I want to talk about two in particular: Redirect and RedirectMatch. First, let's talk a bit about redirection. Redirecting users from one URL to another is all too common. For example, let's say you have a directory called aboutus on your website, and you want to move everything to a directory called about. One common way of handling things so that your users don't get a dreaded 404 Not Found error when they go to the old URL is to put an index.html file in that directory that looks like this:
<html> <head> <title>Moved</title> <meta http-equiv="refresh" content="1; url=http://www.example.com/about" /> </head> <body> <p>This page has moved to a <a href="/about/">new location</a>.</p> </body> </html>
The <meta> tag basically tells the browser to wait one second and then proceed to the URL specified. The content on the page is there just to handle the rare case in which the user's browser doesn't do what the <meta> tag tells it to. This is how many people handle these sorts of cases.

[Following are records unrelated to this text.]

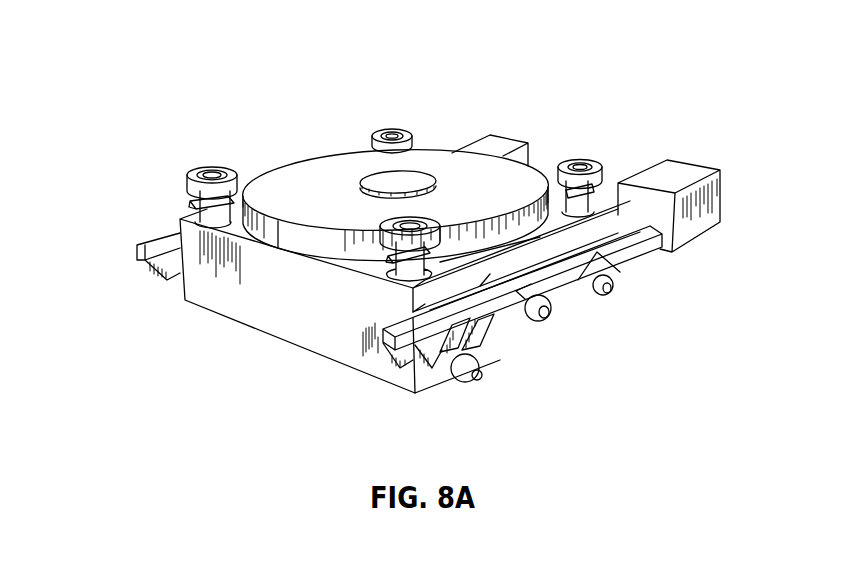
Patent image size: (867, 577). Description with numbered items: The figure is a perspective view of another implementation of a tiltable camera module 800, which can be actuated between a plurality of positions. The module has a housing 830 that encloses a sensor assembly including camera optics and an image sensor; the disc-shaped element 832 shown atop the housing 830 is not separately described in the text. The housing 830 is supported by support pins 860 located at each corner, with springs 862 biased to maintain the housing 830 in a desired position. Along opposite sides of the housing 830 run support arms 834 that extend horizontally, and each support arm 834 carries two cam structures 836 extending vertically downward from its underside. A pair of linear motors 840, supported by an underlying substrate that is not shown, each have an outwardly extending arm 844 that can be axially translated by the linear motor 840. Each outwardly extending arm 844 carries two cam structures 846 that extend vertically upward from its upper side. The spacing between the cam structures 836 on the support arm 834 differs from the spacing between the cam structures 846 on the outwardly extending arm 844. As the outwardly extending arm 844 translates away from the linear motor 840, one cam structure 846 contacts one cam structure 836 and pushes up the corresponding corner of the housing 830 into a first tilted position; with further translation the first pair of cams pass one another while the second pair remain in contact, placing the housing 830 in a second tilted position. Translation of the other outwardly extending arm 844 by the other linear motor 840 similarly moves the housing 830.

The tiltable camera module 800 is at (704, 65).
The housing 830 is at (200, 293).
The rotary platform disk 832 is at (376, 178).
The support arm 834 is at (500, 292).
The cam structure 836 is at (410, 355).
The linear motor 840 is at (700, 222).
The outwardly extending arm 844 is at (577, 290).
The cam structure 846 is at (478, 338).
The support pin 860 is at (190, 184).
The spring 862 is at (188, 205).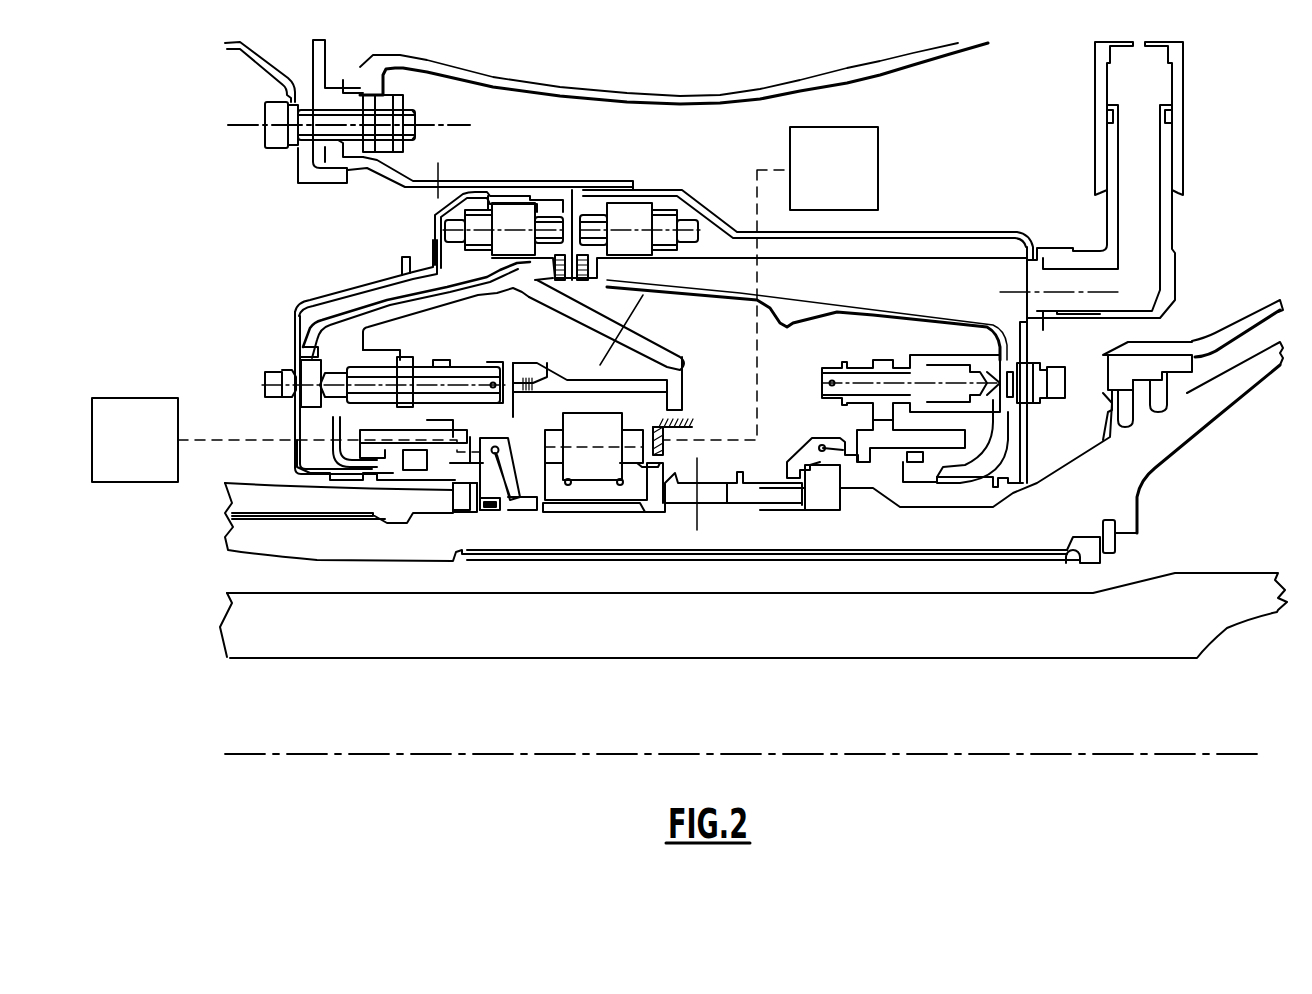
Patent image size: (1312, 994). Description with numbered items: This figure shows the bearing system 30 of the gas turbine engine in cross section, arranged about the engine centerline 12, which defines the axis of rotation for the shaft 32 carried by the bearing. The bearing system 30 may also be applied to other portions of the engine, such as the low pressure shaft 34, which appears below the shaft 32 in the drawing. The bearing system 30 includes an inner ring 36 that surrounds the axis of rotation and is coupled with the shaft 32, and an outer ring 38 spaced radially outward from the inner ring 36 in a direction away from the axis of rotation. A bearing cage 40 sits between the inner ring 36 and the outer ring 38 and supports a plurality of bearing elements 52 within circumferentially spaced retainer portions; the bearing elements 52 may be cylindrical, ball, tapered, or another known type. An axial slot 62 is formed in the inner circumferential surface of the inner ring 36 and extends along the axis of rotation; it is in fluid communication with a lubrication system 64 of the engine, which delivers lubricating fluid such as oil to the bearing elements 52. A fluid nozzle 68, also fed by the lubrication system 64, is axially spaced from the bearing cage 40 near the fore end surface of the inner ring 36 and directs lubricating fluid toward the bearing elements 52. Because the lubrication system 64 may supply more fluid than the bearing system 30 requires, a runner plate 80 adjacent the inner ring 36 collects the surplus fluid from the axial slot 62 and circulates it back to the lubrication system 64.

The engine centerline 12 is at (1157, 757).
The bearing system 30 is at (703, 427).
The shaft 32 is at (1117, 492).
The low pressure shaft 34 is at (1243, 580).
The inner ring 36 is at (618, 500).
The outer ring 38 is at (578, 393).
The bearing cage 40 is at (538, 437).
The bearing elements 52 is at (602, 427).
The axial slot 62 is at (600, 505).
The lubrication system 64 is at (142, 483).
The fluid nozzle 68 is at (663, 447).
The runner plate 80 is at (493, 500).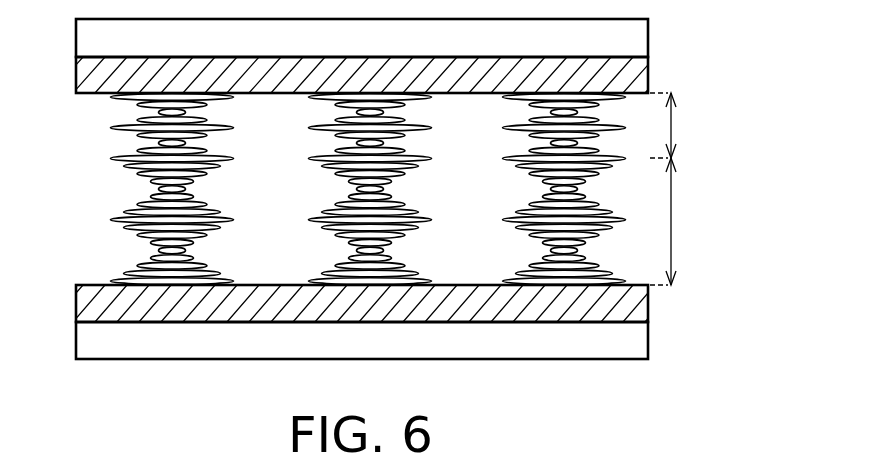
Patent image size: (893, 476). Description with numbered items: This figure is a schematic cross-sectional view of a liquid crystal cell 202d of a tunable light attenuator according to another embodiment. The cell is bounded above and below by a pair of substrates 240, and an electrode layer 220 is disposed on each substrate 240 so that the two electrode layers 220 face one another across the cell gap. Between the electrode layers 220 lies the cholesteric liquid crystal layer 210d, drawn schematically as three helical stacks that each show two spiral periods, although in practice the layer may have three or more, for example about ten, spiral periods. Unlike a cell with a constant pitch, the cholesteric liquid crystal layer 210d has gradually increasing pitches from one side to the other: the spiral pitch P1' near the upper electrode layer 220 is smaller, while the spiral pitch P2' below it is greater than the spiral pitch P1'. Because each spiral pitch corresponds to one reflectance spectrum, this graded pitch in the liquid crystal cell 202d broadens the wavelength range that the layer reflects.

The liquid crystal cell 202d is at (416, 212).
The cholesteric liquid crystal layer 210d is at (120, 158).
The electrode layer 220 is at (635, 78).
The substrate 240 is at (635, 40).
The spiral pitch P1' is at (681, 125).
The spiral pitch P2' is at (681, 221).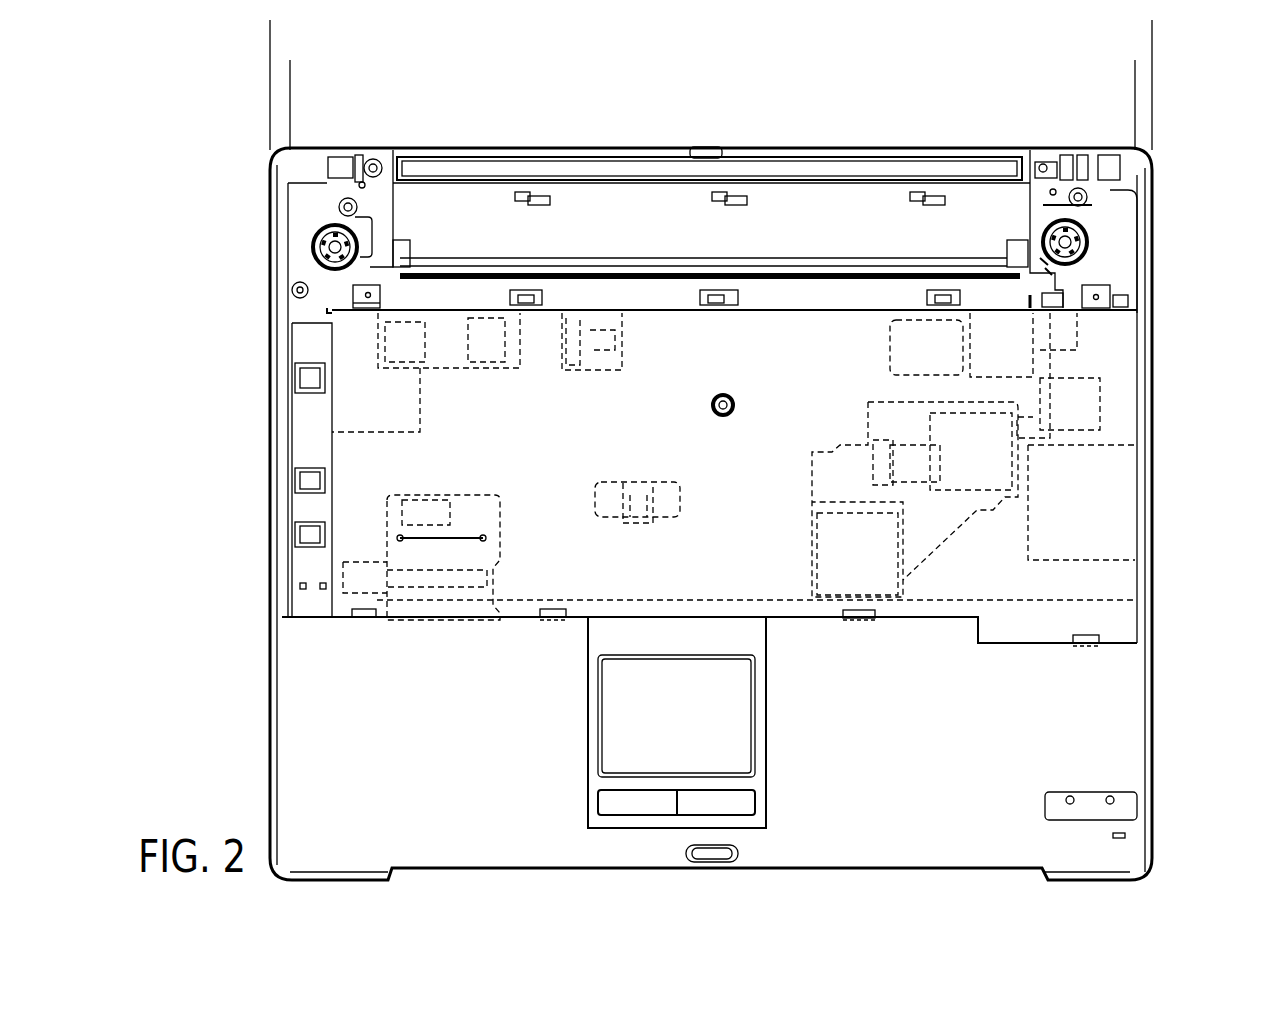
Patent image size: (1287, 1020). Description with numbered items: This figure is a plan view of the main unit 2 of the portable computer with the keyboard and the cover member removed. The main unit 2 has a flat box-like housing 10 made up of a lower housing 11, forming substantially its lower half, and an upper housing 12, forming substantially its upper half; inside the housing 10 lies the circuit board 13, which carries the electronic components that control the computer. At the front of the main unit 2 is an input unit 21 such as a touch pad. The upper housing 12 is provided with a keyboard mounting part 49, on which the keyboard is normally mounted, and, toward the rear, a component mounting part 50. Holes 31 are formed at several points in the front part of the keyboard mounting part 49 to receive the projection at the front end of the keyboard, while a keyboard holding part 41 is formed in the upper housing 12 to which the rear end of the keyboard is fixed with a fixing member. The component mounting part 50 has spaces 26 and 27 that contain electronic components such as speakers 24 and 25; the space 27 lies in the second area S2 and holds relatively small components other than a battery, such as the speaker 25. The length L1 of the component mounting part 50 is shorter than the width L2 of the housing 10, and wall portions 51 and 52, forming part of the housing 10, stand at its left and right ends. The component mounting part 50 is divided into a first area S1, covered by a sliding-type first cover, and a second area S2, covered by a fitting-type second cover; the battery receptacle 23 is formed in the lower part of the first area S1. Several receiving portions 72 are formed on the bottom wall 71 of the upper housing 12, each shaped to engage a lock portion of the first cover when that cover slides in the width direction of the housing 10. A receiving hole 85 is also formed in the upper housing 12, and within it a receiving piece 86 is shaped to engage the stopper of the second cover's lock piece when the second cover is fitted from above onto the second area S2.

The main unit 2 is at (252, 238).
The housing 10 is at (1165, 427).
The lower housing 11 is at (1160, 578).
The upper housing 12 is at (1165, 531).
The circuit board 13 is at (1005, 468).
The input unit 21 is at (735, 712).
The battery receptacle 23 is at (625, 168).
The speaker 24 is at (313, 258).
The speaker 25 is at (1088, 240).
The space 26 is at (322, 192).
The space 27 is at (1120, 218).
The hole 31 is at (363, 608).
The keyboard holding part 41 is at (362, 309).
The keyboard mounting part 49 is at (732, 454).
The component mounting part 50 is at (803, 208).
The wall portion 51 is at (292, 185).
The wall portion 52 is at (1137, 165).
The bottom wall 71 is at (873, 230).
The receiving portion 72 is at (523, 192).
The receiving hole 85 is at (1050, 200).
The receiving piece 86 is at (1110, 190).
The first area S1 is at (628, 218).
The second area S2 is at (1107, 185).
The length of the component mounting part L1 is at (298, 73).
The width of the housing L2 is at (278, 35).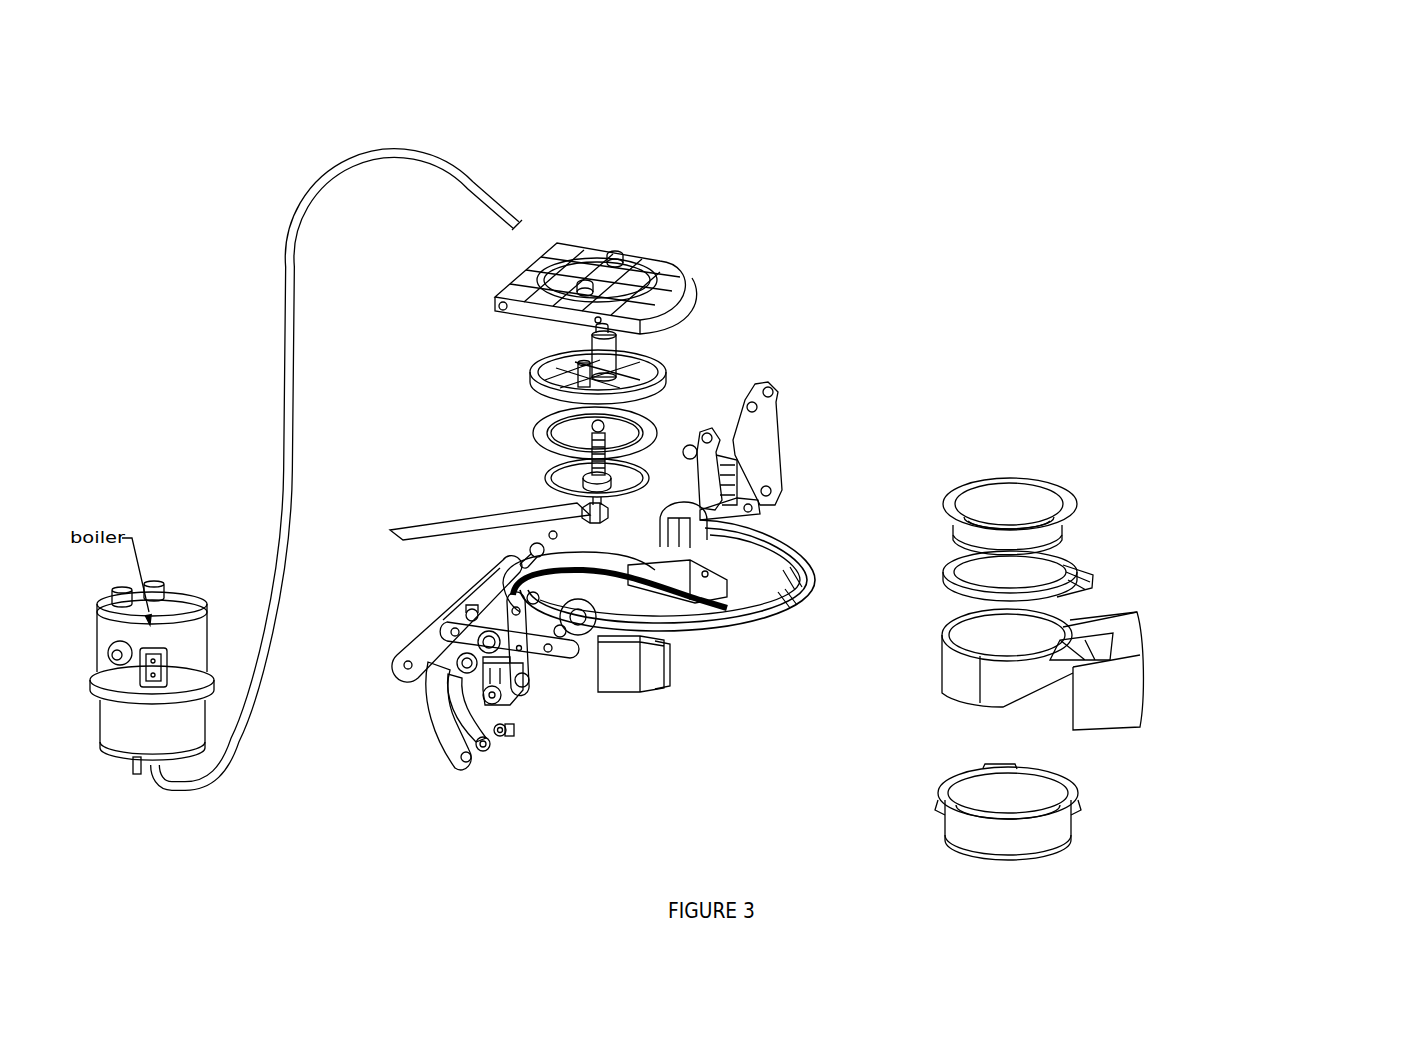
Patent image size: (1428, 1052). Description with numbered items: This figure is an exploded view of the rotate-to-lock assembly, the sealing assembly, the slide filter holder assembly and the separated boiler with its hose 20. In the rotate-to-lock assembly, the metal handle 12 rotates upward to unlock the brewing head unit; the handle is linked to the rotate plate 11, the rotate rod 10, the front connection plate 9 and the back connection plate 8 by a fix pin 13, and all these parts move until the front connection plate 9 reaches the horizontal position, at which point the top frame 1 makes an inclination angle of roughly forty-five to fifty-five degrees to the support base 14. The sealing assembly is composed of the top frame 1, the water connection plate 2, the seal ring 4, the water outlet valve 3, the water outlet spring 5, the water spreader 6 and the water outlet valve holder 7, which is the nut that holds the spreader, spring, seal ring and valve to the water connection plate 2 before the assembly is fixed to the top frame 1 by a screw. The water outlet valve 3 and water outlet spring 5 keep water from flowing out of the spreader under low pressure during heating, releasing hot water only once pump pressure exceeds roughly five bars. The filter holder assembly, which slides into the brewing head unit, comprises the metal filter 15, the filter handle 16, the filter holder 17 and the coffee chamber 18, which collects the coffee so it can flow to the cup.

There's one obvious problem, though. Let's say you had many pages in the aboutus directory. You'd have to create pages like this one to replace each of them. The other, slightly less obvious problem, is that these tags mess with the Back button. Unless users are careful, they'll go back to the redirect page, get redirected to the new page again, go back again, get redirected again, and on and on. To get back past a page that uses a <meta> tag to redirect users, you have to click the Back button twice in rapid succession.
Using the Redirect directive, you can solve this problem much more elegantly. Here's how it works:
Redirect /aboutus http://www.example.com/about
Any requests for URLs that begin with /aboutus will be redirected to the /about directory. Apache will also take everything after the path specified in the Redirect directive and append it to the target URL. So, a request for /aboutus/management.html will be redirected to http://www.example.com/about/management.html. This makes the redirection completely transparent to the user. You can even specify whether the redirect is permanent or temporary like this:
Redirect temp /aboutus http://www.example.com/about Redirect permanent /aboutus http://www.example.com/about Redirect seeother /aboutus http://www.example.com/about
You can indicate that /aboutus is gone without redirecting the user like this:
Redirect gone /aboutus
If you need to match something other than the beginning of the URL, you can use RedirectMatch, which uses regular expressions as the matching part of the URL. There's no space here to discuss regular expressions, but I'll give you one example of how RedirectMatch works. Let's say you replace all of your .html files on your site with .php files so that you can use PHP includes for navigation. Here's the rule:
RedirectMatch (.*)\.html$ http://www.example.com$1.php
Let me break that down. It basically says that any URL ending in .html should be redirected to the same URL on the server http://www.example.com except that the .html ending should be replaced with .php. First, let's look at the URL to match, from end to beginning. It ends with $, which indicates that the string to be matched must be at the end of the URL. The \.html is the string to match. The \ is in there to indicate that the . should actually appear in the URL, and not be treated as a regular expression metacharacter. The (.*) says "match everything up to the .html." The .* matches everything, and the parentheses indicate that the regular expression should remember what was matched. In the target URL, the part of the URL that was matched is retrieved and plugged in.